Он наклоняется к ней — теперь учуял ее запах. Похоже на наводнение, волну беспокойства, не совсем страх — они же в общественном месте, — но она испугана.

— У моей подружки приблизительно ваш размер. — Он смотрит на нее в упор.

— Я… — Она дико озирается.

Он делает шаг назад, держа лифчик, который снял со стенда, и прикладывает к ее груди, склонив голову набок, как будто проводя мысленное сравнение.

Она беззвучно открывает и закрывает рот, а затем поспешно исчезает за дверью с табличкой: «Только для персонала», а он хохочет и не может остановиться. Это плохо. Опасно. До сегодняшнего дня ему всегда удавалось смешиваться с серой заурядной толпой, незаметность усиливает могущество. Он должен успокоиться.

Думай о чем-нибудь другом, не об ужасе на лице девчонки-продавщицы. Думай о ней. Она готова. Она ждет, потому что у нее нет другого выбора. Она податлива, она созрела. Когда он передает нижнее белье женщине средних лет за кассой, его руки почти не дрожат.

Она смердит после дней и ночей, проведенных в заточении, и это отталкивает его, но и возбуждает. Его жизнь полна таких противоречий. Психологи называют это амбивалентностью: в одном человеке существуют диаметрально противоположные эмоции по отношению к одному и тому же объекту. Он делает паузу, наслаждаясь словом «объект». Он может с легкостью сделать с ней все, что захочет, — так переставляют украшения на каминной полке. Она в его власти — живет, пока выполняет функции, границы которых определяет только его воображение.

Передает наличные (всегда только наличные) и приятно улыбается — он успокоился. Женщина подталкивает ему через прилавок небольшой пакет.

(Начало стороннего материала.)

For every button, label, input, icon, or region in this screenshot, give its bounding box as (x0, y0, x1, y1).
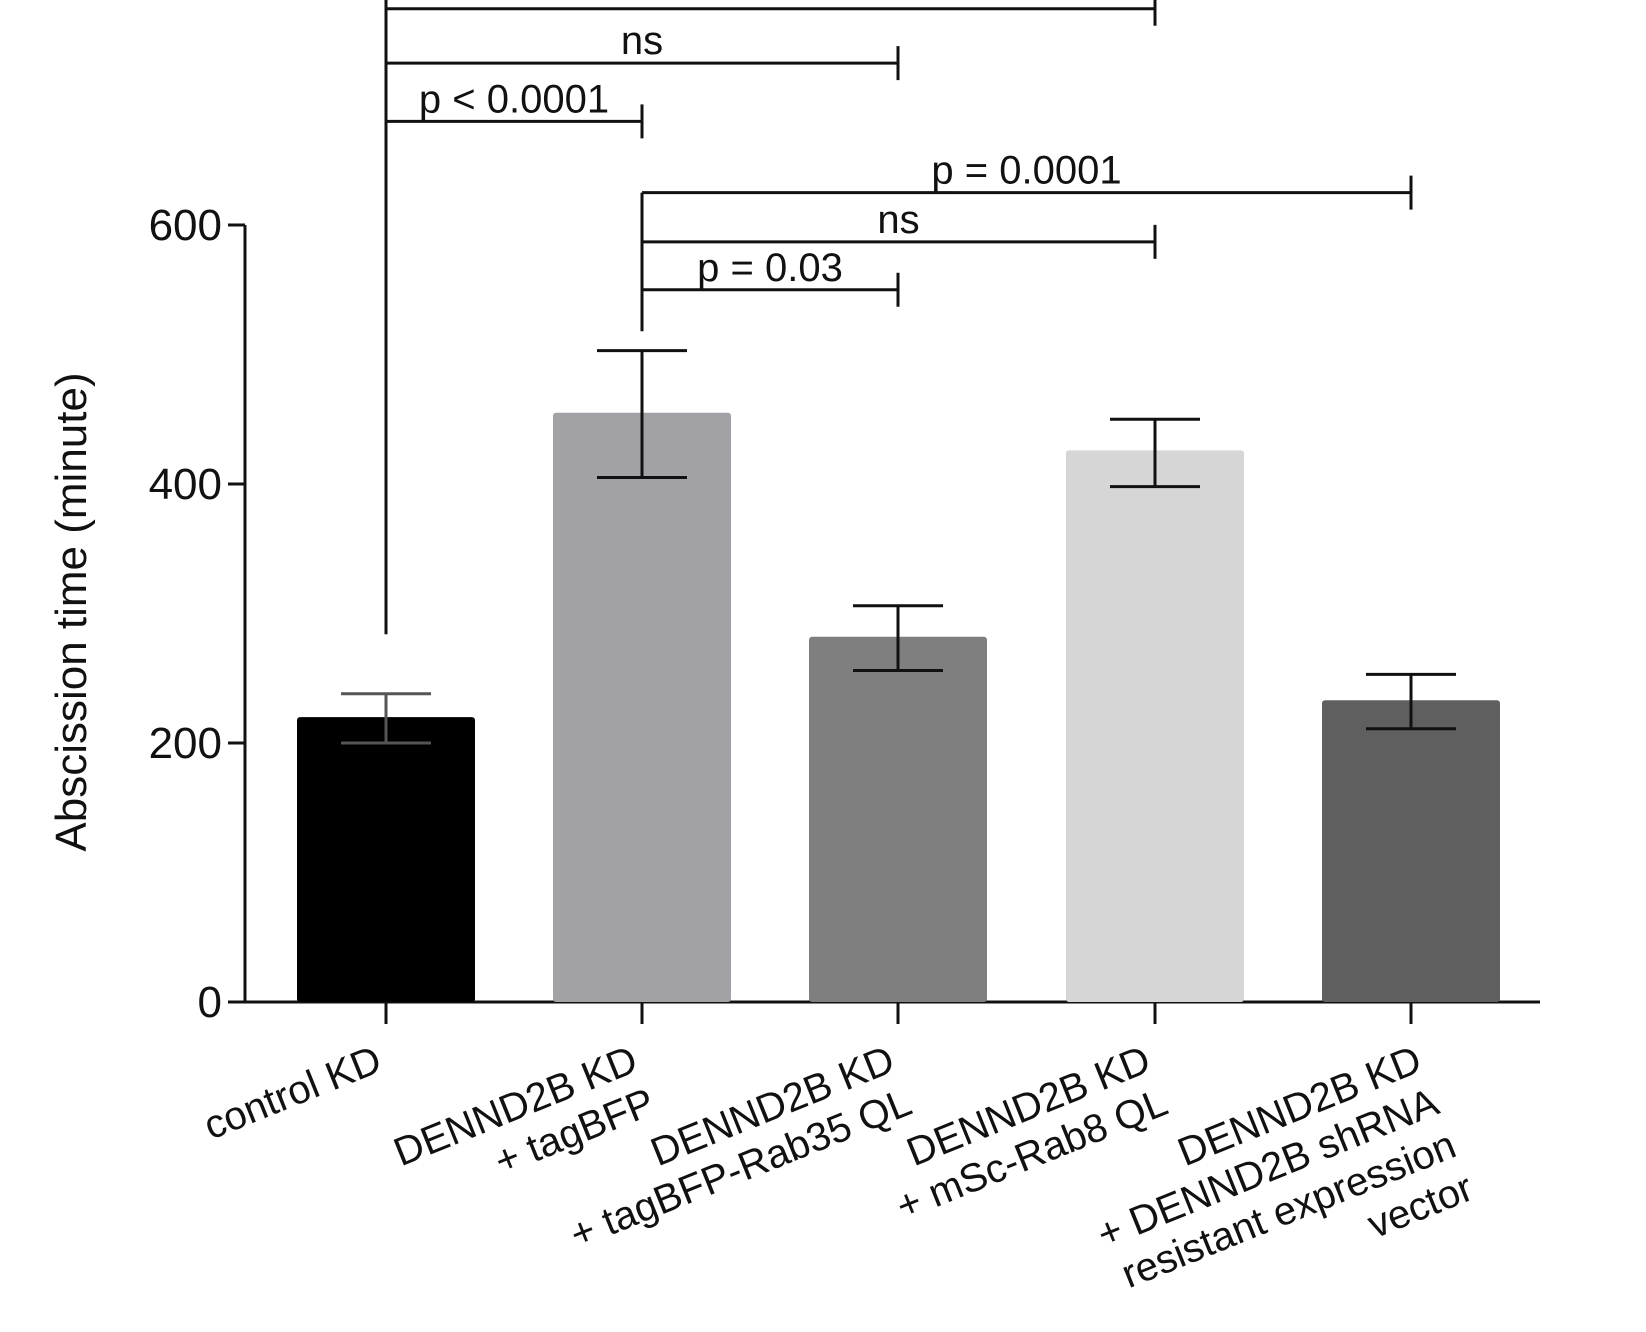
bar (1322, 700, 1500, 1002)
bar (1066, 450, 1244, 1003)
bar (553, 412, 731, 1002)
comparison-label: ns (877, 198, 919, 242)
bar (809, 636, 987, 1002)
category-label: DENND2B KD+ tagBFP (388, 1038, 661, 1184)
category-label-line: control KD (198, 1038, 388, 1149)
comparison-label: p = 0.0001 (931, 149, 1121, 193)
y-tick-label: 0 (198, 978, 222, 1027)
comparison-label: ns (621, 19, 663, 63)
y-axis-label: Abscission time (minute) (47, 372, 96, 851)
comparison-label: p = 0.03 (697, 246, 843, 290)
y-tick-label: 200 (149, 719, 222, 768)
bars (297, 412, 1500, 1003)
significance-brackets: ns p < 0.0001 p = 0.0001 ns p = 0.03 (384, 0, 1413, 635)
y-tick-label: 400 (149, 460, 222, 509)
y-tick-label: 600 (149, 201, 222, 250)
category-label: DENND2B KD+ mSc-Rab8 QL (890, 1038, 1173, 1229)
error-bars (341, 349, 1456, 745)
comparison-label: p < 0.0001 (419, 77, 609, 121)
category-labels: control KD DENND2B KD+ tagBFP DENND2B KD+ … (198, 1038, 1479, 1297)
category-label: control KD (198, 1038, 388, 1149)
bar (297, 717, 475, 1002)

Он не будет смотреть на нее, пока она принимает ванну. Подождет. Попросит, чтобы надела одежду, которую выбрал специально для нее, — она это сделает, он в этом уверен, — со вкусом подобранное нижнее белье, красивое платье. Она будет думать, что он собирается ее отпустить.

Выходит из магазина, предвкушая их вечер вдвоем.

Он отведет ее в спальню. Сначала она смутится, но потом, когда поймет, что на самом деле ее ожидает, испугается, ударится в слезы. Но это пройдет, потому что она готова и скажет все, что угодно, сделает все, что ему хочется, лишь бы получить свободу.

К тому времени, когда он доходит до автомобильной стоянки, успевает мысленно пережить все события ночи от начала до конца. Он знает порядок и время, определенное для каждой стадии, но сегодня желает импровизировать. Все возможно. Не поворачивая головы, смотрит по сторонам, скашивая глаза. Никто не замечает его. Он как хамелеон — снова серый и незаметный в толпе.

Глава тридцать седьмая

Ее ужас притупился с течением часов и дней. Теперь все, что она чувствовала, — вполне терпимое желание есть. Но страх, хотя менее интенсивно, все-таки производил свое разрушительное действие. Дня два назад она ощутила, будто какая-то часть ее «я» обрушилась, не способная более выносить бремя случившегося.

Сколько раз она выходила после консультации с клиентом в камере, расположенной под зданием суда, в ужасе: как они выдерживают? Быть запертым в четырех стенах под неусыпным контролем охранников… Ей казалось, что, если бы кто-то попытался отнять у нее свободу, она боролась бы как сумасшедшая, пока не победит.

Она смотрела вниз, туда, где на бедрах лежали ее руки, слабые, безвольные, ладонями кверху, и не видела их. Темнота была густой и непроницаемой. Я не могу бороться, потому что у меня нет рук, подумала она, захихикала и поспешно подавила смех, испугавшись, что не сможет остановиться. В течение некоторого времени ее забавляла мысль, что она давно уже не в подвале, а просочилась через черный каменный пол, растворилась в грязной слизи. Испугалась за рассудок, глубоко вздохнула и ощутила, как в горле забилось сердце.